ET LES VERBES 0 L4IMP2RATIF ? ON FAIT COMMENT POUR LES VERBES 0 L4IMP2RATIF ?
MERCI BIEN POUR L4ARM2E DE GOLMONS QUE VOUS NOUS PR2PAREZ § JAMAIS ILS NE SERONT 0 LA HAUTEUR DES ENJEUX DES IA § ET NOS RETRAITES ? ON PEUT SE BROSSER §
C ETAIT MIEUX AVANT!!!!!
J'ai rien compris et j'ai souligné tous les sujets de ce texte. Au stabilo jaune fluo, directement sur mon écran. J'ai bon ?
Non, corrige ton écran avec du blanc.
Plusieurs questions me taraudent : Y avait-il au moins des phrases avec des infinitifs? ET pourquoi en vert?
On ne peut que répondre à l'envers avec de telles consignes de gratte-papier aux injonctions tordues.
Une partent(e) d'élève
L'année prochaine, je mets Camille chez Montessori.
Mais avec tous les dossiers EPSTEIN qui nous pendent au nez, comment on va faire du caviardage dessus si personne n'est correctement formé à le faire ?
Comment souligner en vers un texte en prose ? soyez clair, bob sang !
Mais ça, c'est rien...
A côté de cette anecdote présentée comme authentique :
En école primaire, lors d'un cours de S.V.T., la Maîtresse explique à ses élèves que les chats voient mieux la nuit que le jour.
Et un élève s'écrie : "Ben oui : ils sont nyctalopes !".
Elève convoqué chez le directeur, et les parents par la Maîtresse...
L'armée de molgons est déjà préparée et aux commandes...
"Bon sang" (pas "bob sang", mais c'est marrant aussi).
En tant qu'admin, je dois te prévenir que faire usage dans les commentaires de textes du mot "nyctalope" est vraiment à la limite du convenable et j'ai même envisagé de modérer ton post.
A.P. : Bravo pour ton texte A.P. ! Cela montre la difficulté de la communication orale et en général (dont il me semble que nous avons déjà abordée par ailleurs).
Et si en plus Paul y s'est mis, on n'est pas sortie de l'eau berge.
Mais ton texte m'inspire pour en écrire un, qui est une semi-fiction, et qui s'inscrit dans cette même problématique.
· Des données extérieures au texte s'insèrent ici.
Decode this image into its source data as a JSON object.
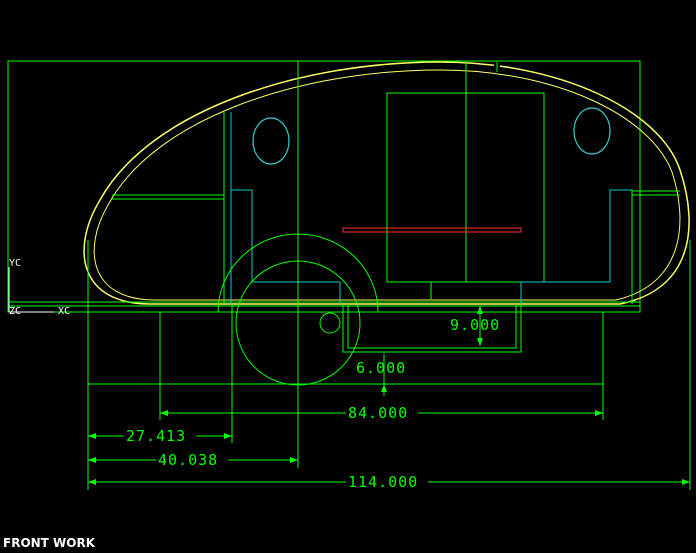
{
  "view": {
    "label": "FRONT WORK"
  },
  "axes": {
    "yc": "YC",
    "zc": "ZC",
    "xc": "XC"
  },
  "dimensions": {
    "d9": "9.000",
    "d6": "6.000",
    "d84": "84.000",
    "d27": "27.413",
    "d40": "40.038",
    "d114": "114.000"
  },
  "colors": {
    "background": "#000000",
    "geometry": "#00ff00",
    "shell": "#ffff66",
    "windows": "#33cccc",
    "cabinet": "#00cccc",
    "bed": "#ff3333",
    "axis": "#ffffff",
    "label": "#ffffff"
  }
}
Tu m'autorises à essayer aussi ?
Je le ferai plus LpC ! Promis !
Putain la Zone se lance dans le racontage de laïfe pathétique ?
Y aura des autocollants "c'est du vécu" ?
Des rires enregistrés ?
Des appels à cotisation pour l'amicale et le voyage à Dunkerque des 4èmes B ?
Franchement,rien à foutre. Même pour passer le temps. Les "perles de profs" ça fait vraiment de la peine. Surtout comme "texte".
Et je veux même pas savoir quel type de commentaires de surenchère ça peut donner.
3h30 d'épreuve. Alors je sent qu'on va me dire que c'est le seul moyen de les démongoliser par anticipation.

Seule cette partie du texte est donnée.